Judge Payne noted that the first issue was "thoroughly explored" by Judge Bryson in an order denying a motion to dismiss for unclean hands in a prior case in 2012. While Judge Bryson concluded that the arrangement violated the Texas Disciplinary Rules of Professional Conduct, as well as a line of court decisions disproving the practice of paying contingencies to witnesses in civil cases, the court didn't find sufficient evidence of bad faith to justify the requested relief – dismissal for unclean hands - noting that cross-examination was available, as well as instructions in the charge. Judge Payne similarly found the claim of prejudice to be speculative and that the issue was properly a matter for appropriate jury instructions.

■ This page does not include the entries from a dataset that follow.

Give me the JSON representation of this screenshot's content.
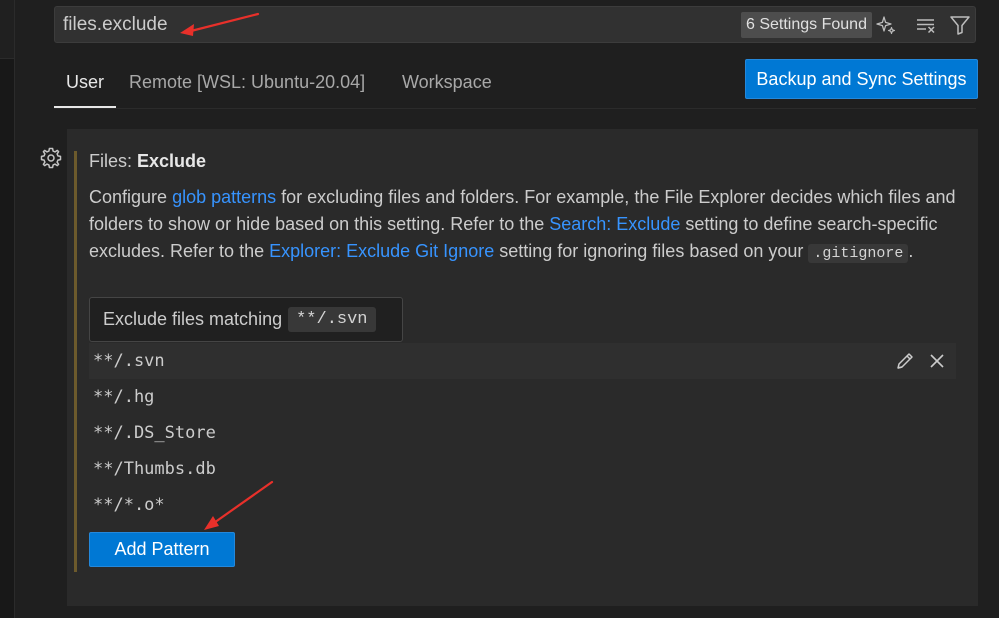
{
  "search": {
    "value": "files.exclude",
    "result_count": "6 Settings Found"
  },
  "icons": {
    "sparkle": "sparkle-icon",
    "clear_filter": "clear-filter-icon",
    "filter": "filter-icon",
    "gear": "gear-icon",
    "edit": "edit-pencil-icon",
    "remove": "close-icon"
  },
  "tabs": [
    {
      "label": "User",
      "active": true
    },
    {
      "label": "Remote [WSL: Ubuntu-20.04]",
      "active": false
    },
    {
      "label": "Workspace",
      "active": false
    }
  ],
  "sync_button": "Backup and Sync Settings",
  "setting": {
    "category": "Files: ",
    "name": "Exclude",
    "desc": {
      "p1": "Configure ",
      "link1": "glob patterns",
      "p2": " for excluding files and folders. For example, the File Explorer decides which files and folders to show or hide based on this setting. Refer to the ",
      "link2": "Search: Exclude",
      "p3": " setting to define search-specific excludes. Refer to the ",
      "link3": "Explorer: Exclude Git Ignore",
      "p4": " setting for ignoring files based on your ",
      "code": ".gitignore",
      "p5": "."
    },
    "tooltip": {
      "text": "Exclude files matching",
      "code": "**/.svn"
    },
    "patterns": [
      "**/.svn",
      "**/.hg",
      "**/.DS_Store",
      "**/Thumbs.db",
      "**/*.o*"
    ],
    "add_button": "Add Pattern"
  },
  "colors": {
    "accent": "#0078d4",
    "link": "#3794ff",
    "annotation": "#e8302a",
    "modified_indicator": "#6c5a2c"
  }
}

With respect to the second claim – that the plaintiff had no factual basis for its lawsuit – Judge Payne found that the defendant had not carried its burden of showing this by clear and convincing evidence. After reviewing the record and hearing arguments, Judge Payne found that the plaintiff was not as diligent as it might have been in pursuing its discovery from the defendant but that the defendant also delayed in producing information necessary for the plaintiff properly to evaluate its claims, both as to infringement and damages. "Once it determined that the claim against [defendant] was too small to justify prosecution, plaintiff acted reasonably in seeking to this negotiated dismissal. . . . The Court cannot endorse either side's tactics as a model, but there is nothing exceptional about this aspect of the case."
The court found that relief was similarly not available under section 1927, "general fee shifting principles" or under the inherent powers of the court. The court also rejected the defendants claim for disgorgement of any profits of TQP.